Step-by-Step Guide

Targeting SQL Profiler to determine performance problems

If you are a database administrator, you probably wish you could keep track of the badly performing commands within SQL Server instances in order to analyze them, or even send them to the development teams on a regular basis.

Do these laments sound familiar?

  • "Our SQL Server environment reaches 100% CPU for more than 10 minutes every day and we have to restart the instance."
  • "Our users complain that the applications' performance degrades every day at lunch time."
  • "The new version of the application was deployed in production and suddenly we have performance problems."
  • This article explains how to use SQL Profiler and SQL Traces to determine application inefficiencies and how to assist development teams that capture them.

    What should I trace?
    If you have a lot of activity in your SQL Server instance, you should trace only T-SQL commands that use comparably more resources (CPU, IO, Duration).

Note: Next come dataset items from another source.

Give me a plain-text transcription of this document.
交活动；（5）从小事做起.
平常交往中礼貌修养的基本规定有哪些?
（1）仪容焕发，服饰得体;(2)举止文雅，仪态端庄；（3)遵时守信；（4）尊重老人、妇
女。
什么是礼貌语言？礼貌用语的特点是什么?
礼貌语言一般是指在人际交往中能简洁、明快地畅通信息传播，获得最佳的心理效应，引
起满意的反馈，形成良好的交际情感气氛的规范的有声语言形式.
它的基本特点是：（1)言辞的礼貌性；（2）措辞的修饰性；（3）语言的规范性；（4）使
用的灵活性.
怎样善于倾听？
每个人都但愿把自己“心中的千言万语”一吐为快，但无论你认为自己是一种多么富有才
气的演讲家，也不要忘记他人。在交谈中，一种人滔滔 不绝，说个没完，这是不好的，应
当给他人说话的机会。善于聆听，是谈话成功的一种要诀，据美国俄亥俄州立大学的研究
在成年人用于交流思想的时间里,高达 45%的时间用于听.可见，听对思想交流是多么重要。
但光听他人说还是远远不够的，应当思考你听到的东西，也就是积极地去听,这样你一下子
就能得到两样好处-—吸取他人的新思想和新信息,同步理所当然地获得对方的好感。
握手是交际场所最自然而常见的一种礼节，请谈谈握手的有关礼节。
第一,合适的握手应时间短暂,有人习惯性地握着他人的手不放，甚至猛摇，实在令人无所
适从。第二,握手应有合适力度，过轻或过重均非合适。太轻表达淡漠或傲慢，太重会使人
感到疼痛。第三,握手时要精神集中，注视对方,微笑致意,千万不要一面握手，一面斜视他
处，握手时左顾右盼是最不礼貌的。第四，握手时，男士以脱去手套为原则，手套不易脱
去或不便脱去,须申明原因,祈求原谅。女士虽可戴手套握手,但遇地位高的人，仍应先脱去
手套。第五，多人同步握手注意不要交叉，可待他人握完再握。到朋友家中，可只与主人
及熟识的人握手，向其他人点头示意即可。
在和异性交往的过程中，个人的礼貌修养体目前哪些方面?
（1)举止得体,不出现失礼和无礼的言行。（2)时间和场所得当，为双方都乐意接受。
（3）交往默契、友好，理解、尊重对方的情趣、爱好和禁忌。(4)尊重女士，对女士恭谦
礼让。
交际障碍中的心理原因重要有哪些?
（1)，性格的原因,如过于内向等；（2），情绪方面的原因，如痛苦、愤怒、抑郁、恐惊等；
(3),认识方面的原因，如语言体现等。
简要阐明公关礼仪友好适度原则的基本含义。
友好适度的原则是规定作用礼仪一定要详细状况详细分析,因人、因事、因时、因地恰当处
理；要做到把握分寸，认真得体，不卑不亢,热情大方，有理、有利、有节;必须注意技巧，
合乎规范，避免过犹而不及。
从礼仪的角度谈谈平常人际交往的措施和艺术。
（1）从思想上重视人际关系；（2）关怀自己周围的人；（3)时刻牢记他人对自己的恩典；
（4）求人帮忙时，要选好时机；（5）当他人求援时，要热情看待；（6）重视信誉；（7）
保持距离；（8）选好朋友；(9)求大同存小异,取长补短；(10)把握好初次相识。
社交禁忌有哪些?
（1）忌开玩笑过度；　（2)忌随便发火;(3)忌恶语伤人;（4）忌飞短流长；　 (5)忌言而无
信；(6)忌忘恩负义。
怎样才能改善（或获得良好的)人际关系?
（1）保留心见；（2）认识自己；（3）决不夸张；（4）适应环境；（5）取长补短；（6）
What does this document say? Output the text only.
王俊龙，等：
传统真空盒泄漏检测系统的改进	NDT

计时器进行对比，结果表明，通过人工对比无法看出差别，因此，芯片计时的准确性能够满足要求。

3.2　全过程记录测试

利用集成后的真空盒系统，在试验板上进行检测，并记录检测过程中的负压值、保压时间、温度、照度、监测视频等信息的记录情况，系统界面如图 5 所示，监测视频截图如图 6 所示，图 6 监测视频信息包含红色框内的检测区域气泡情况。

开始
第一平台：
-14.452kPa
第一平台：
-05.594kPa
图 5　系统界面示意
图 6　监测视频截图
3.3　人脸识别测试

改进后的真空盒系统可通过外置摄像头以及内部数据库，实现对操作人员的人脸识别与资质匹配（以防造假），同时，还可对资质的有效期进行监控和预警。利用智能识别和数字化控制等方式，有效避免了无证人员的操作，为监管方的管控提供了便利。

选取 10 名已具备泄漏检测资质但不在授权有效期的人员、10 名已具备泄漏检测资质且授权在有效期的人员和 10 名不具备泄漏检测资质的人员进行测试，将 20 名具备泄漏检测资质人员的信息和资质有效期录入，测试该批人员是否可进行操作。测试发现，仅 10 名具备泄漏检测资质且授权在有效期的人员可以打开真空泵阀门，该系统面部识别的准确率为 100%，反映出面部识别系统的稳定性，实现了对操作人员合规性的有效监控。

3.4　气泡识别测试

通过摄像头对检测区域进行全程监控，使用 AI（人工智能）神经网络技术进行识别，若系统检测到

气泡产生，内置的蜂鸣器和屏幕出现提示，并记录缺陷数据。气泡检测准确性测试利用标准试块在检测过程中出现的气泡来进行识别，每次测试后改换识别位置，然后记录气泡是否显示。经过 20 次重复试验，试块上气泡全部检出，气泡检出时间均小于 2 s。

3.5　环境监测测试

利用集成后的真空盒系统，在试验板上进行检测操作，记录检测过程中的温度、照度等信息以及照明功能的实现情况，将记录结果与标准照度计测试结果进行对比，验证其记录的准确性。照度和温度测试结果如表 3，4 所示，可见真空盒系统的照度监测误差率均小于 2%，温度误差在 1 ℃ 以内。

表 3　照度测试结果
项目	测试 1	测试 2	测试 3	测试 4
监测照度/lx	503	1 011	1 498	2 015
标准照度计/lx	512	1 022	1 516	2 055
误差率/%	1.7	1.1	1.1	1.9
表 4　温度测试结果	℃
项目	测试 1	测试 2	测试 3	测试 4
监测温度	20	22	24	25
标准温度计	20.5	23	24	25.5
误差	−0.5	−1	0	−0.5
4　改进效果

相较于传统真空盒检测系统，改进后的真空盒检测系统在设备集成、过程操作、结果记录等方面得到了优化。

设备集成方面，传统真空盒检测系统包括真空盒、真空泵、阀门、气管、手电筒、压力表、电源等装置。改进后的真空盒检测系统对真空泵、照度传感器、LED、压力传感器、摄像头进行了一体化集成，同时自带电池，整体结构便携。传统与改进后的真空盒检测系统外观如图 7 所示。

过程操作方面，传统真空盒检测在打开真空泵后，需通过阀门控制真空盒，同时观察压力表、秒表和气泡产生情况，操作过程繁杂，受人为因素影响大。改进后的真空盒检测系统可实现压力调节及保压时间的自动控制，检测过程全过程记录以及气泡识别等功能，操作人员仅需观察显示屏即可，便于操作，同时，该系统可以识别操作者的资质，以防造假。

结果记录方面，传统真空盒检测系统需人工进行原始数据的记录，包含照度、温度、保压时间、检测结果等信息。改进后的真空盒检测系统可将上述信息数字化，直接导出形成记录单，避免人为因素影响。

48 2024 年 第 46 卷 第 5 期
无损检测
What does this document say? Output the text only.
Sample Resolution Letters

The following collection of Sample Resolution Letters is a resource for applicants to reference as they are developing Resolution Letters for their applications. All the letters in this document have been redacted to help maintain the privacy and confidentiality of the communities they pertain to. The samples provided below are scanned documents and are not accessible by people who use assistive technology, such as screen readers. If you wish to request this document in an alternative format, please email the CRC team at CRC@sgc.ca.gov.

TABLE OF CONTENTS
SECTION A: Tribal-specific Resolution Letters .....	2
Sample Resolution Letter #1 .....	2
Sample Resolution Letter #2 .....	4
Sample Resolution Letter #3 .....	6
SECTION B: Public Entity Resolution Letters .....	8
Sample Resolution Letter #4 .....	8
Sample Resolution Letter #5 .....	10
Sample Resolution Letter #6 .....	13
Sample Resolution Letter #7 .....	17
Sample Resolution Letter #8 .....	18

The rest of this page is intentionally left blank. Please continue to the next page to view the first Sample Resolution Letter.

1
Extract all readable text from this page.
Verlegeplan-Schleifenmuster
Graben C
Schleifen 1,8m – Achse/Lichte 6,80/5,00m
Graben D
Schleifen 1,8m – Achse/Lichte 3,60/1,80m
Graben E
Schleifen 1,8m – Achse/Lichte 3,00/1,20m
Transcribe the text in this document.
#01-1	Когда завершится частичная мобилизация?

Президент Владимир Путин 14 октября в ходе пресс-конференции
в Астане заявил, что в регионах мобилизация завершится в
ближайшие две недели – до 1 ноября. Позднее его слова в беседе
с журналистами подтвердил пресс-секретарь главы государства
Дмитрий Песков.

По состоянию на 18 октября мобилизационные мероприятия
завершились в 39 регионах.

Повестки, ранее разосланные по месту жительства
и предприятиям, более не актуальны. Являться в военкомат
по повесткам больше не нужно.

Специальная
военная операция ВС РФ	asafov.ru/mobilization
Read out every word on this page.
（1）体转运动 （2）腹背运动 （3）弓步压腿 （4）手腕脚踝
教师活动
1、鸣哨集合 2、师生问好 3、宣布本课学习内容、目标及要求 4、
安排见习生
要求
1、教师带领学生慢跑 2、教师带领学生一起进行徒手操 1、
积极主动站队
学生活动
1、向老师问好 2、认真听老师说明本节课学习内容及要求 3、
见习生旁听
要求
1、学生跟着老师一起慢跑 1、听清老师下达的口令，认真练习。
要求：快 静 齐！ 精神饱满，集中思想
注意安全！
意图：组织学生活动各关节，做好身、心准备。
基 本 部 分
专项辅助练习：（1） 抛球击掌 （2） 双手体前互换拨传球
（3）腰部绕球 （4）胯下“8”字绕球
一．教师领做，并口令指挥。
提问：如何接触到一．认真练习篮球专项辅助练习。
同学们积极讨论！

This way, you will end up with a list of just the badly performing commands. Your choice of filter threads will depend on your specific environments.

    My advice is to run Profiler with initial threads of:

  • CPU > 500
  • Duration > 500 (half a second)
  • Reads > 10,000
  • Writes > 5000

    Test how many commands you are getting with these filters and change the threads accordingly until you get at least one event traced in five minutes. Also, if you get too many rows, it will be difficult to analyze the output.